Adaptive criterion and modification of wave-particle decomposition in UGKWP method for high-speed flow simulation

Benefiting from its direct modeling of physical laws in discretized space and its automatic decomposition of hydrodynamic waves and particles, the unified gas-kinetic wave-particle (UGKWP) method provides significant advantages for a wide range of multiscale physical problems, including hypersonic flow, plasma transport, and radiation transport. To achieve a more effective and efficient wave-particle decomposition in high-speed flow simulations, particularly in regions with drastic scale variations, this work investigates a scale-adaptive criterion and introduces modifications to the flux evolution of the UGKWP method. In addition to the intrinsic time-based criterion embedded in the time-dependent distribution function of UGKWP, two further criteria-based on spatial resolution and local gradients–are employed to identify the local scale and reduce the computational overhead of particles in representing near-equilibrium gas distributions.
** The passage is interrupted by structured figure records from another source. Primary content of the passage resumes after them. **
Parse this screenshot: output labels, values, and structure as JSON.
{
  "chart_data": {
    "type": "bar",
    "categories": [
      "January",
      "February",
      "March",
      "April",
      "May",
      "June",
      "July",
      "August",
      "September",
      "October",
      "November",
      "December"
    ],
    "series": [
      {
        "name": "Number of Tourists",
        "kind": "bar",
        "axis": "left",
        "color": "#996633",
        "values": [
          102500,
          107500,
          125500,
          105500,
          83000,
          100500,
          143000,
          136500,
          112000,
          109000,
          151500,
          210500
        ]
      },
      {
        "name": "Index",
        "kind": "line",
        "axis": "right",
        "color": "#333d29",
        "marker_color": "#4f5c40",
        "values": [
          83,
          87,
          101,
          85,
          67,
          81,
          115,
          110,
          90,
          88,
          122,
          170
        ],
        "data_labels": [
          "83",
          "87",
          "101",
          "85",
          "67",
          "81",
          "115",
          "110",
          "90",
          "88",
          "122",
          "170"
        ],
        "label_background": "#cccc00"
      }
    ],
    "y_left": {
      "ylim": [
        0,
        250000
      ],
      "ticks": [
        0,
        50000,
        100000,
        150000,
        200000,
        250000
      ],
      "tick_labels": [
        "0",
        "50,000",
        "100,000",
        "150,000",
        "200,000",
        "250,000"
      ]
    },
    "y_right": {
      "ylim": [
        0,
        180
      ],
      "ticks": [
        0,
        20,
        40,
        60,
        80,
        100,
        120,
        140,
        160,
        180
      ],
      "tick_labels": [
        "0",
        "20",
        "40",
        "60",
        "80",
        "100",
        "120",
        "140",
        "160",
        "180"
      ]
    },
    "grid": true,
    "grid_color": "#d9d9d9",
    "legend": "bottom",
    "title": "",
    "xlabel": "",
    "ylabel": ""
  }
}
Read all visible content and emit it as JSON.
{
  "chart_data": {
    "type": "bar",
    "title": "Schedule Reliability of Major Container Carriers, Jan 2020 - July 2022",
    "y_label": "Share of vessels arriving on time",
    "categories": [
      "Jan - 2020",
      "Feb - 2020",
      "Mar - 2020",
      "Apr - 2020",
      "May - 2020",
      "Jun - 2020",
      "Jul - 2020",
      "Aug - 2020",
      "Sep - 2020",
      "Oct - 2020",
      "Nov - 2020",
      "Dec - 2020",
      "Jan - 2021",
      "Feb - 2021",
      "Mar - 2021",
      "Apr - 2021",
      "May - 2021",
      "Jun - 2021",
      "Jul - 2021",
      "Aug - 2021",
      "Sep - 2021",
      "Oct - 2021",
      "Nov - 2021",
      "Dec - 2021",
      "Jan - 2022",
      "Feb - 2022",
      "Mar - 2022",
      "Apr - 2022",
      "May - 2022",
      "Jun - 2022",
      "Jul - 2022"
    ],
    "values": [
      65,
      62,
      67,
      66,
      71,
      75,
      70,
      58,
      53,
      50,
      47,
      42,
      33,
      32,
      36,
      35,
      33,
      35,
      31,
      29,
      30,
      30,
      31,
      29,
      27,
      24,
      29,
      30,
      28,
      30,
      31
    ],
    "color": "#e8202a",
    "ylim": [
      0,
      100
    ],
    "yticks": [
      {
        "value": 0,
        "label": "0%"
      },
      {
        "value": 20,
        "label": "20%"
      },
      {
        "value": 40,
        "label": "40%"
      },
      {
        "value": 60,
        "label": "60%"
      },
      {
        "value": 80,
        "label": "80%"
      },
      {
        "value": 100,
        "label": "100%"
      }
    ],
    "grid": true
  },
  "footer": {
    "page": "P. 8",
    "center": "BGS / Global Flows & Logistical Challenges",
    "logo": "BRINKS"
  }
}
Furthermore, by aligning the evolution of hydrodynamic waves with the coefficients in the time–integration flux of the unified gas-kinetic scheme (UGKS), the modified wave representation improves consistency with particle contributions, which is especially critical when flow scales vary significantly across computational cells. The effectiveness of the adaptive UGKWP method is demonstrated through a series of benchmark cases, including hypersonic flows around a cylinder at various inflow Knudsen numbers, hypersonic flow over a slender cavity, side-jet impingement in hypersonic flow, and three-dimensional hypersonic flows over a 70^∘ blunted cone with a cylindrical sting.